My Arthritic Knee: An Ode

Cure? There is no cure

For a variety of reasons, my daily running routine has been cut down to nil for the bulk of the year. It began in April with what I thought was a knee injury. I figured I’d give it time to heal and I’d be back to new in no time flat. But it’s not a knee injury. It is good old-fashioned arthritis.

In ways, I view this as a positive. It’s nothing serious. The ailment isn’t one someone with a medical degree wearing a white coat will say, “Hey, bud. You’re going to need to go under the knife and rack up a ten thousand dollar medical bill because ‘Murica” to which I would reply, “Yeah, not happening.”

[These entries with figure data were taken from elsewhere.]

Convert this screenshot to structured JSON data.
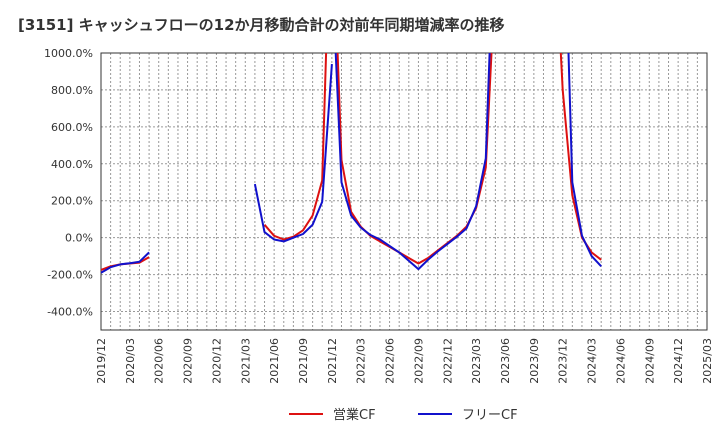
{
  "chart_data": {
    "type": "line",
    "title": "[3151]  キャッシュフローの12か月移動合計の対前年同期増減率の推移",
    "xlabel": "",
    "ylabel": "",
    "ylim": [
      -500,
      1000
    ],
    "yticks": [
      1000,
      800,
      600,
      400,
      200,
      0,
      -200,
      -400
    ],
    "ytick_labels": [
      "1000.0%",
      "800.0%",
      "600.0%",
      "400.0%",
      "200.0%",
      "0.0%",
      "-200.0%",
      "-400.0%"
    ],
    "x_labels": [
      "2019/12",
      "2020/03",
      "2020/06",
      "2020/09",
      "2020/12",
      "2021/03",
      "2021/06",
      "2021/09",
      "2021/12",
      "2022/03",
      "2022/06",
      "2022/09",
      "2022/12",
      "2023/03",
      "2023/06",
      "2023/09",
      "2023/12",
      "2024/03",
      "2024/06",
      "2024/09",
      "2024/12",
      "2025/03"
    ],
    "grid": true,
    "legend_position": "bottom",
    "series": [
      {
        "name": "営業CF",
        "color": "#dd1111",
        "segments": [
          [
            [
              0,
              -175
            ],
            [
              1,
              -155
            ],
            [
              2,
              -145
            ],
            [
              3,
              -140
            ],
            [
              4,
              -135
            ],
            [
              5,
              -105
            ]
          ],
          [
            [
              17,
              70
            ],
            [
              18,
              10
            ],
            [
              19,
              -10
            ],
            [
              20,
              5
            ],
            [
              21,
              40
            ],
            [
              22,
              120
            ],
            [
              23,
              310
            ],
            [
              23.4,
              1000
            ]
          ],
          [
            [
              24.6,
              1000
            ],
            [
              25,
              420
            ],
            [
              26,
              140
            ],
            [
              27,
              60
            ],
            [
              28,
              10
            ],
            [
              29,
              -20
            ],
            [
              30,
              -50
            ],
            [
              31,
              -80
            ],
            [
              32,
              -110
            ],
            [
              33,
              -140
            ],
            [
              34,
              -110
            ],
            [
              35,
              -70
            ],
            [
              36,
              -30
            ],
            [
              37,
              10
            ],
            [
              38,
              60
            ],
            [
              39,
              160
            ],
            [
              40,
              380
            ],
            [
              40.6,
              1000
            ]
          ],
          [
            [
              47.8,
              1000
            ],
            [
              48,
              800
            ],
            [
              49,
              230
            ],
            [
              50,
              0
            ],
            [
              51,
              -80
            ],
            [
              52,
              -120
            ]
          ]
        ]
      },
      {
        "name": "フリーCF",
        "color": "#1111cc",
        "segments": [
          [
            [
              0,
              -190
            ],
            [
              1,
              -160
            ],
            [
              2,
              -145
            ],
            [
              3,
              -138
            ],
            [
              4,
              -130
            ],
            [
              5,
              -80
            ]
          ],
          [
            [
              16,
              290
            ],
            [
              17,
              30
            ],
            [
              18,
              -10
            ],
            [
              19,
              -20
            ],
            [
              20,
              0
            ],
            [
              21,
              20
            ],
            [
              22,
              70
            ],
            [
              23,
              195
            ],
            [
              24,
              940
            ]
          ],
          [
            [
              24.4,
              1000
            ],
            [
              25,
              300
            ],
            [
              26,
              120
            ],
            [
              27,
              55
            ],
            [
              28,
              15
            ],
            [
              29,
              -10
            ],
            [
              30,
              -45
            ],
            [
              31,
              -80
            ],
            [
              32,
              -125
            ],
            [
              33,
              -170
            ],
            [
              34,
              -120
            ],
            [
              35,
              -75
            ],
            [
              36,
              -35
            ],
            [
              37,
              5
            ],
            [
              38,
              50
            ],
            [
              39,
              170
            ],
            [
              40,
              430
            ],
            [
              40.4,
              1000
            ]
          ],
          [
            [
              48.6,
              1000
            ],
            [
              49,
              300
            ],
            [
              50,
              10
            ],
            [
              51,
              -100
            ],
            [
              52,
              -155
            ]
          ]
        ]
      }
    ]
  }
}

There’s no cure for arthritis, which means you’re stuck with a dull wisdom tooth ache-like sensation in your joints and limbs with limited treatment options such as:

  • rest
  • ice
  • corticosteroids
  • NSAIDs
  • creams
  • gels
  • braces
  • wraps
  • witchcraft

But cure? No cure. Which brings into focus my new reality: that it’ll never go away. Drats! Arthritis is like an unwelcome guest staying at your house you didn’t invite over yet you can’t kick out. They keep piling up their laundry on the floor and their dishes in the sink and you know they aren’t going to take the initiative so it’s on you. You even write them a nice note that rhymes like a poem and tape it to the sink and dishwasher. But still nothing.

Then you find the long hair they are intent on growing clogging up the shower drain, even though it’s obvious they are losing hair due to hereditary factors, so now you have to yank that nasty hunk and glob of funk out of the drain because the water is pooling up at your ankles in addition to washing their dirty dishes — or tossing their dishes in the trash, because, hey, not my dish.

I may have some unresolved anger with college roommates from twenty years ago.

Regardless, I’ve accepted the newfound reality of my right knee and now I’m back running. I’m like a newbie all over. It’s humbling. Truth be told, it’s kicking my behind. Running was becoming increasingly more difficult even before I took an extended break. But now, sweet mother of pearl, I’m clueless as to how I ever managed to run as far as I once ran and for the duration I did.

Who was that person who once knocked out eight-to-ten mile runs with relative ease in 97 degree weather and Virginia humidity so thick he had to peel his shirt away from his nips mid-run?

Where did he go?

It feels good though. I run more for the mental health benefits than the physical. Physical activity is important at my age, but how it affects me upstairs I find fascinating. If I go for a run, it’s hard to piss me off at any point in the day. I take what life throws at me in stride. I’m less likely to visualize knocking a motherf—er out on days I run.

The latter is always a plus, because as my dad once told me, “Son, once you’re over eighteen, fighting isn’t fighting any more. It’s assault and battery.”

Here’s to running with an arthritic knee and refusing, for as long as humanly possible, to be that middle age guy with the gigantic knee brace and soaked grey cut-off tee huffing and puffing for a tiny taste of oxygen on the sidewalk or side of the road.